Mini Xiangqi (Chinese Chess on a smaller board)
The rules of Mini Xiangqi are similar to Xiangqi but with fewer pieces and played on a 7 x 7 board. The game was invented in 1973 by Shigenobu Kusumoto of Osaka, Japan. Players take it in turns moving pieces on the board to checkmate the enemy king.
There is a palace on each side (a 3 x 3 grid) confining the king. None of the pieces can promote, the starting pawns are instead the same as a promoted Xiangqi pawn, (as though it had already crossed the river).
The King (also known as the general), can only move within its palace and one step orthogonally (up/down, left/right) not diagonally.
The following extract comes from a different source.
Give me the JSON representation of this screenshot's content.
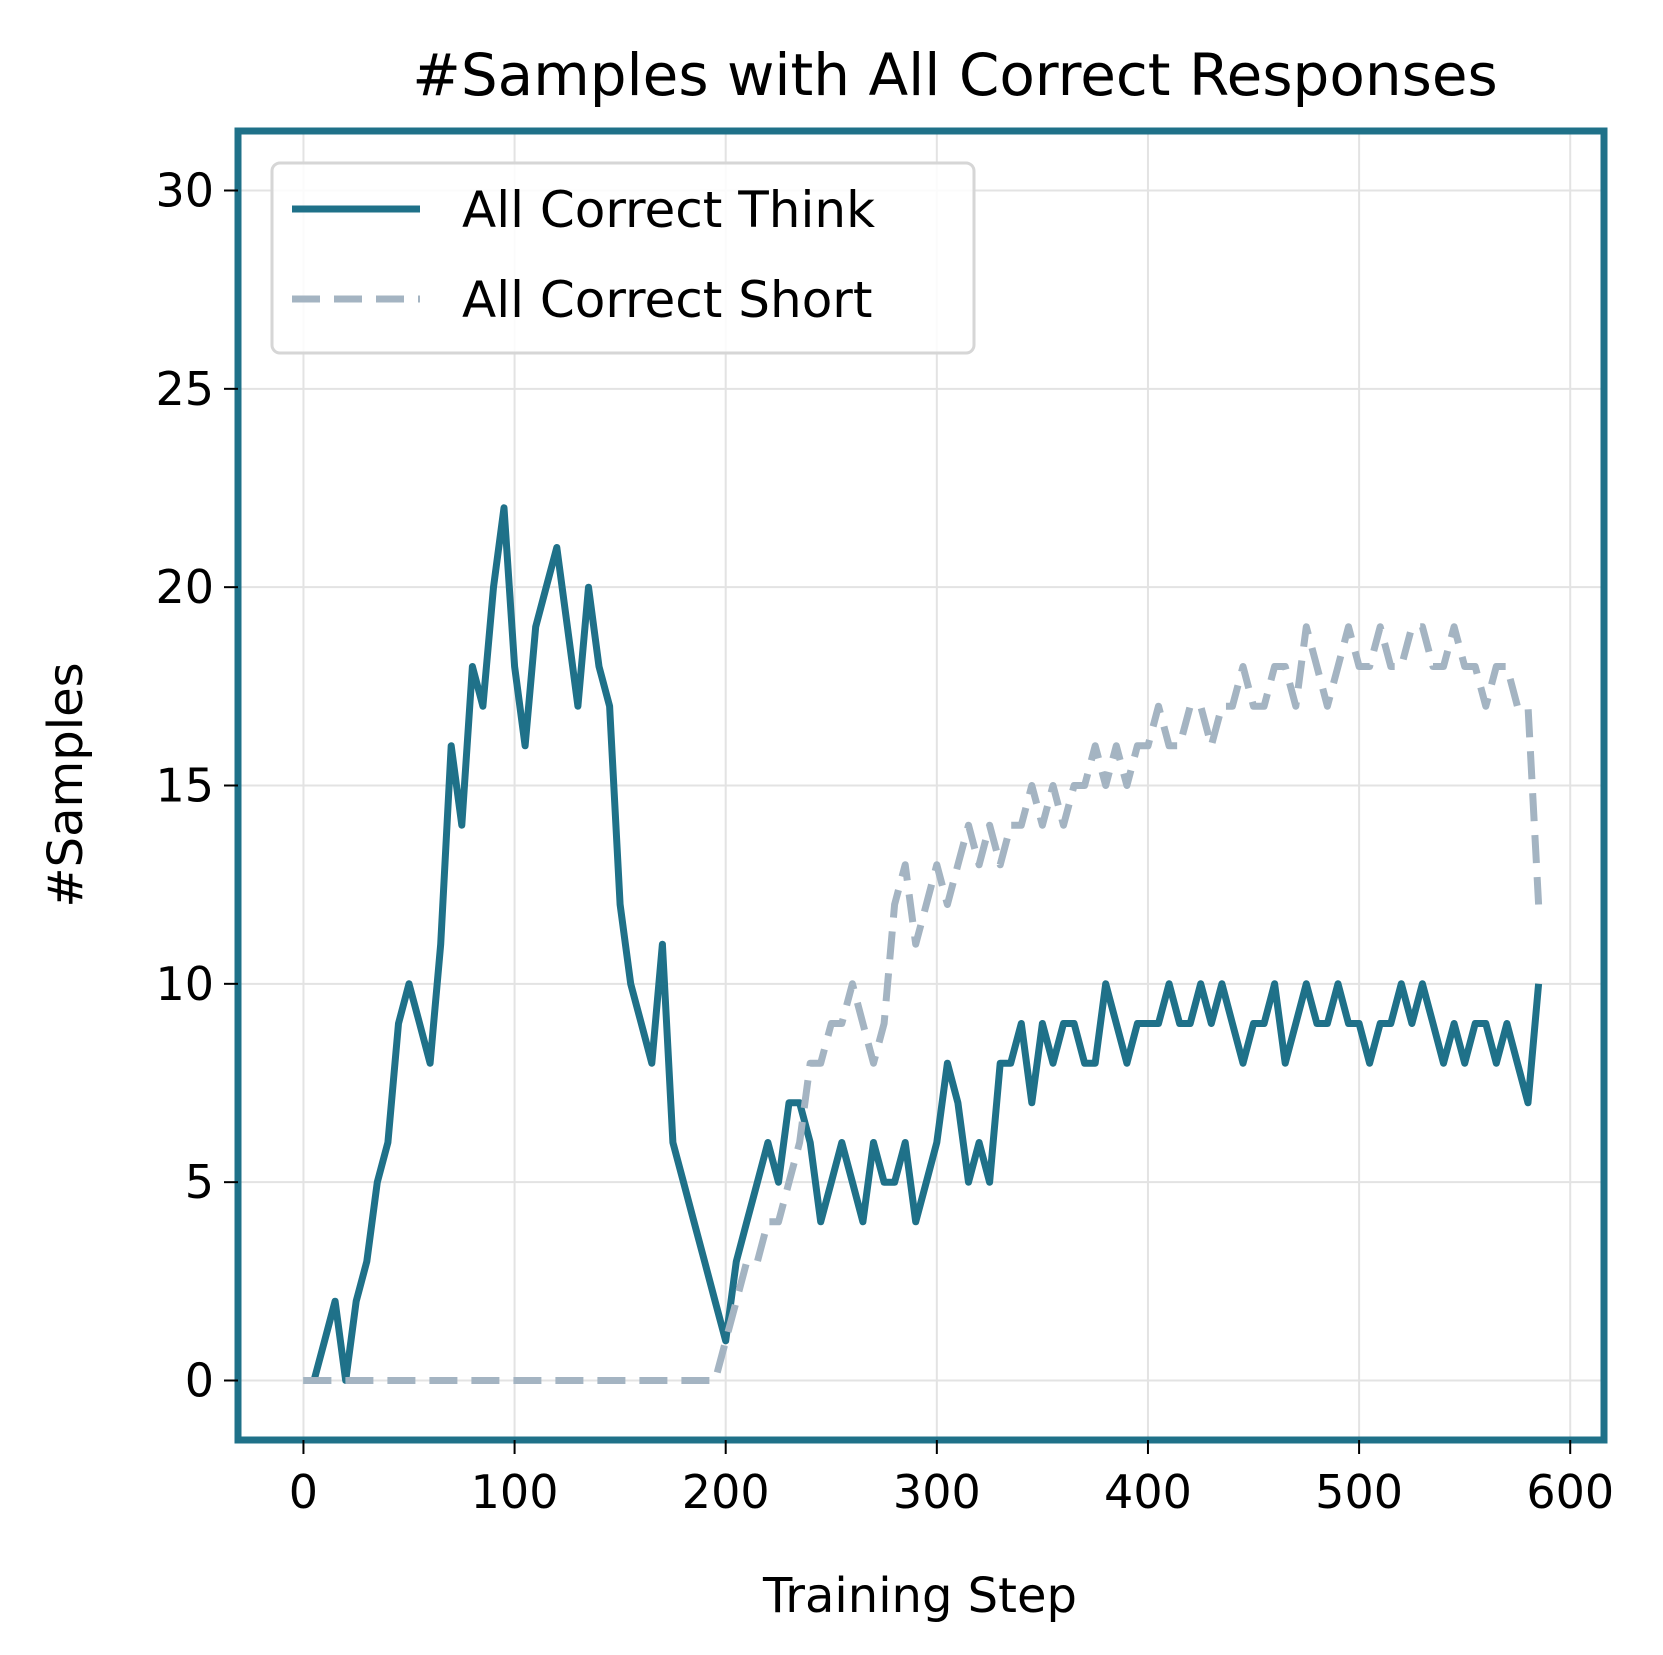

Additionally, the kings are not allowed to face each other with no piece in between. This is useful to setup checkmates in the endgame.
The horse can move like a chess Knight except that it must move one square orthogonally first, before then moving diagonally forward in the same direction. This means that the Horse can be blocked if there are pieces adjacent to it.
The cannon moves the same as a chariot except it captures but jumping over exactly one piece, friend or foe.
The chariot moves the same as a chess rook, any number of squares orthogonally. This is the most valuable piece in the game.
The pawn (also known as soldier) moves and captures one square forward or sideways.
- A stale mate is considered a loss for the player that cannot move.
- Perpetual checks are a loss for the player giving a check after three repetitions.
- The chasing rules are not yet implemented in the engine used (Fairy-Stockfish), once this is supported (github issue) we will incorporate this rule(s) for Mini Xiangqi.
There are several notations used for Mini Xiangqi, we currently use WXF notation on this site, which consists of 4 characters:
[single-letter piece abbrev.][former file][operator, including movement direction][new file, or in the case of purely vertical movement, number of ranks]
Files are numbered 1 to 9, from right to left from each player’s viewpoint. Therefore, your rook in file 1 faces the opponent’s rook in file 9.
Pieces moving forward are given “+” whereas moving backwards gives “-“, movement is relative to the active player. If a piece moves diagonally their new file destination is given rather than number of ranks increased or decreased. Moving sideways gives “=” followed by the file destination.
In order to avoid any ambiguity, if two of the same pieces are in the same file then “+” or “-“specifies if it’s the more advanced piece or less advanced respectively.